Except for trees which in 15 centuries have grown thickly upon it, the road was sufficiently smooth for motor driving. Directly in line with the recently discovered great causeway running southward from Coba past Lake Xkanha, this road seems part of a great Mayan passage towards Ixil. At the road's end is a flight of stone steps going up a dilapidated pyramid 70 feet high. At its top Mayan priests had the habit of tearing the hearts from living human sacrifices, of offering the warm and bloody things to an idol, and of heaving the maimed bodies into a ravine close by. There seemed a fell malison on this spot which the Mason-Blodgett troupe had found. Their muleteers ran fearfully away, carrying with them the supplies. Gregory Mason, scribe, fell from the top of the pyramid and hurt himself; he fell through the roof of a buried building and hurt himself more; the tree which held his hammock also fell, almost on him. So the expedition paused for a while.

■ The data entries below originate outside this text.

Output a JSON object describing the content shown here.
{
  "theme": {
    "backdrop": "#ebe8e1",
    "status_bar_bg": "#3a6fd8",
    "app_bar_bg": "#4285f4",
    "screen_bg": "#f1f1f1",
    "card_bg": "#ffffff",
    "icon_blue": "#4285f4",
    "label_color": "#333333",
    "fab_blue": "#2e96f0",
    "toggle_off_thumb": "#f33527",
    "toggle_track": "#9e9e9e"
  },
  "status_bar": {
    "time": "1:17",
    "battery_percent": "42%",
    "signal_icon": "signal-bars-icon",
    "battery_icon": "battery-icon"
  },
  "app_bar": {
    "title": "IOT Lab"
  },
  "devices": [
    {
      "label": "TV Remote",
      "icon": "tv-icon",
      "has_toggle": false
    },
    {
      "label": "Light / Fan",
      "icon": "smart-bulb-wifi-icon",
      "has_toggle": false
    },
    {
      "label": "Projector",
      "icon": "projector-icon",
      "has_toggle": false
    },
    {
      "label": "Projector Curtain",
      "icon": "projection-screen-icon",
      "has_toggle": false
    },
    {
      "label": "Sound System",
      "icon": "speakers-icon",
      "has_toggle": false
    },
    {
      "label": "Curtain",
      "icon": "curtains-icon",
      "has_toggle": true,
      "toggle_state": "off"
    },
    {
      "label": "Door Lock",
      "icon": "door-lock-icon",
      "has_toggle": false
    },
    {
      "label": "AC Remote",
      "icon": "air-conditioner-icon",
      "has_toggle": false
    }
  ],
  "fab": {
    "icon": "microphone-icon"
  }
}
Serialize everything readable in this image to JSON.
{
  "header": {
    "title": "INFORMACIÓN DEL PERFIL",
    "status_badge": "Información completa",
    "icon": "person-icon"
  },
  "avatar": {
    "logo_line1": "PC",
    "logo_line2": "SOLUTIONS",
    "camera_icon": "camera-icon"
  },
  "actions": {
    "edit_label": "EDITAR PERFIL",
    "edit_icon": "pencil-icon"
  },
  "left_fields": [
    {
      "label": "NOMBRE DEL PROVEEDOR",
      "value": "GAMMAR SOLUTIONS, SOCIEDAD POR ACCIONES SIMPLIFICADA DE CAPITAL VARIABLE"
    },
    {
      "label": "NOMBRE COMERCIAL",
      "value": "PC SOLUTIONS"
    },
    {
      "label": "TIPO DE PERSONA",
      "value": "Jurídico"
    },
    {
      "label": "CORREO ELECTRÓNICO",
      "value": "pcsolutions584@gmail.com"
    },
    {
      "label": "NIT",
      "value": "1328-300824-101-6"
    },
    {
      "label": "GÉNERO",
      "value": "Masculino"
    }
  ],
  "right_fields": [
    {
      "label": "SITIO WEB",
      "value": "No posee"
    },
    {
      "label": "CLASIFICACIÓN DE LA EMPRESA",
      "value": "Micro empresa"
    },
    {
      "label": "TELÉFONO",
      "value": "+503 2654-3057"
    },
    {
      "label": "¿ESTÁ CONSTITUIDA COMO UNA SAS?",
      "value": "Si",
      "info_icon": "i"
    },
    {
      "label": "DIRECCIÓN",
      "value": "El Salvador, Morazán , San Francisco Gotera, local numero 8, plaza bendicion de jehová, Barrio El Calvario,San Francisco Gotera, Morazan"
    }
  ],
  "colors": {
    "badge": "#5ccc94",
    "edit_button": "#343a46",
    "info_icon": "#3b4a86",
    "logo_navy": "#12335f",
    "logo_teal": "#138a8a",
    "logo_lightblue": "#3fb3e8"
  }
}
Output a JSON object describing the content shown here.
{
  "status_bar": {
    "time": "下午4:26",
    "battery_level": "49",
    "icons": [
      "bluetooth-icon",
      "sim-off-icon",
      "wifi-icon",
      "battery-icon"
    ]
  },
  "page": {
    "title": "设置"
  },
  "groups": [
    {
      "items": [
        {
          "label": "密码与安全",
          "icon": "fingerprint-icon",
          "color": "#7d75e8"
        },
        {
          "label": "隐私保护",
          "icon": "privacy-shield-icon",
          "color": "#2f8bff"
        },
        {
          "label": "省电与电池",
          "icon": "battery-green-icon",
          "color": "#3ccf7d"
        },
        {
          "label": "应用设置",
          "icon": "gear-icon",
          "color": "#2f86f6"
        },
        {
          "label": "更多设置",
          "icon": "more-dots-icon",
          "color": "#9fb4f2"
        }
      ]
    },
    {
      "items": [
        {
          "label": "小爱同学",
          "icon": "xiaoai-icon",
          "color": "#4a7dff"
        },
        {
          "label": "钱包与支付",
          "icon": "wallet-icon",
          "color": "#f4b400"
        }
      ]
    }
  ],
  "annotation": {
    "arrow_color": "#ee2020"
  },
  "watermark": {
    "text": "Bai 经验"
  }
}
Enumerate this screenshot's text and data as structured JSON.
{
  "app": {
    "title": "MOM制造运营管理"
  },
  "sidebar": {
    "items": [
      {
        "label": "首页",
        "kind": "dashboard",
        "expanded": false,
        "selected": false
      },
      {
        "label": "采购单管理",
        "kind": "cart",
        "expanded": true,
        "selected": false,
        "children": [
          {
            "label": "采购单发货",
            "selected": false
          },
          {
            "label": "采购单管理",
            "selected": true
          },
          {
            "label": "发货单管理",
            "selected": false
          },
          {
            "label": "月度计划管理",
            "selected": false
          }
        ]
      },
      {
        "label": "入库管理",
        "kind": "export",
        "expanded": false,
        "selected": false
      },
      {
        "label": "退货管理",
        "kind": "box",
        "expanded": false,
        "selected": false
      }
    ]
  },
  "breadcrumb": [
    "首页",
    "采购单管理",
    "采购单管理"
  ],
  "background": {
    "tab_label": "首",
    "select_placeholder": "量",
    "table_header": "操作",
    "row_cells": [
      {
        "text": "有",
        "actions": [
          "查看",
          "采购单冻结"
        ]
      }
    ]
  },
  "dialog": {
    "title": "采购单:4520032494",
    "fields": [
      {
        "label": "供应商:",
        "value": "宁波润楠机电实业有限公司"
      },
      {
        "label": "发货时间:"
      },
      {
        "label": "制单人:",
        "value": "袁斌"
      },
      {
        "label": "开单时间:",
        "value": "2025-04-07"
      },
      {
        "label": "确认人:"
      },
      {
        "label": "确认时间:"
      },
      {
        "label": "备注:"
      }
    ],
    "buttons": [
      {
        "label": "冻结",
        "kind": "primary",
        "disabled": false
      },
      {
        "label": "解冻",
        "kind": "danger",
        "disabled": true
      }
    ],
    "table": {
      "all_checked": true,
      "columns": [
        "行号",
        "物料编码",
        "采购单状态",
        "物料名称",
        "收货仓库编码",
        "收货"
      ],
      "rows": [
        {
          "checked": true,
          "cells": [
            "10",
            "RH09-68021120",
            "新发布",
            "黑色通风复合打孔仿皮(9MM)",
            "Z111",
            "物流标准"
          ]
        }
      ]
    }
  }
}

This gave them an opportunity to look over Cozumel, island off the coast of Yucatan, and to discover, in a cave at Ucul ("hidden water") a shrine to the Mayan rain god, an excellently preserved little building whose stucco, after centuries of exposure, is still white.

Mayan Mosaic (Carnegie Institution). In the "Temple of the Warriors" at Chichenitza, stupendous Mayan ruin in Yucatan, President John Campbell Merriam and Dr. Alfred Vincent Kidder of the Carnegie Institution watched amazed as Earl Morris, their associate on the expedition, scraped away the filth that for centuries had hidden a beautiful mosaic disc containing several hundred pieces of polished turquoise. It had been lying under the carved and painted Mayan altar discovered two years ago and is the "most artistic and elaborate of all known relics of Mayan civilization."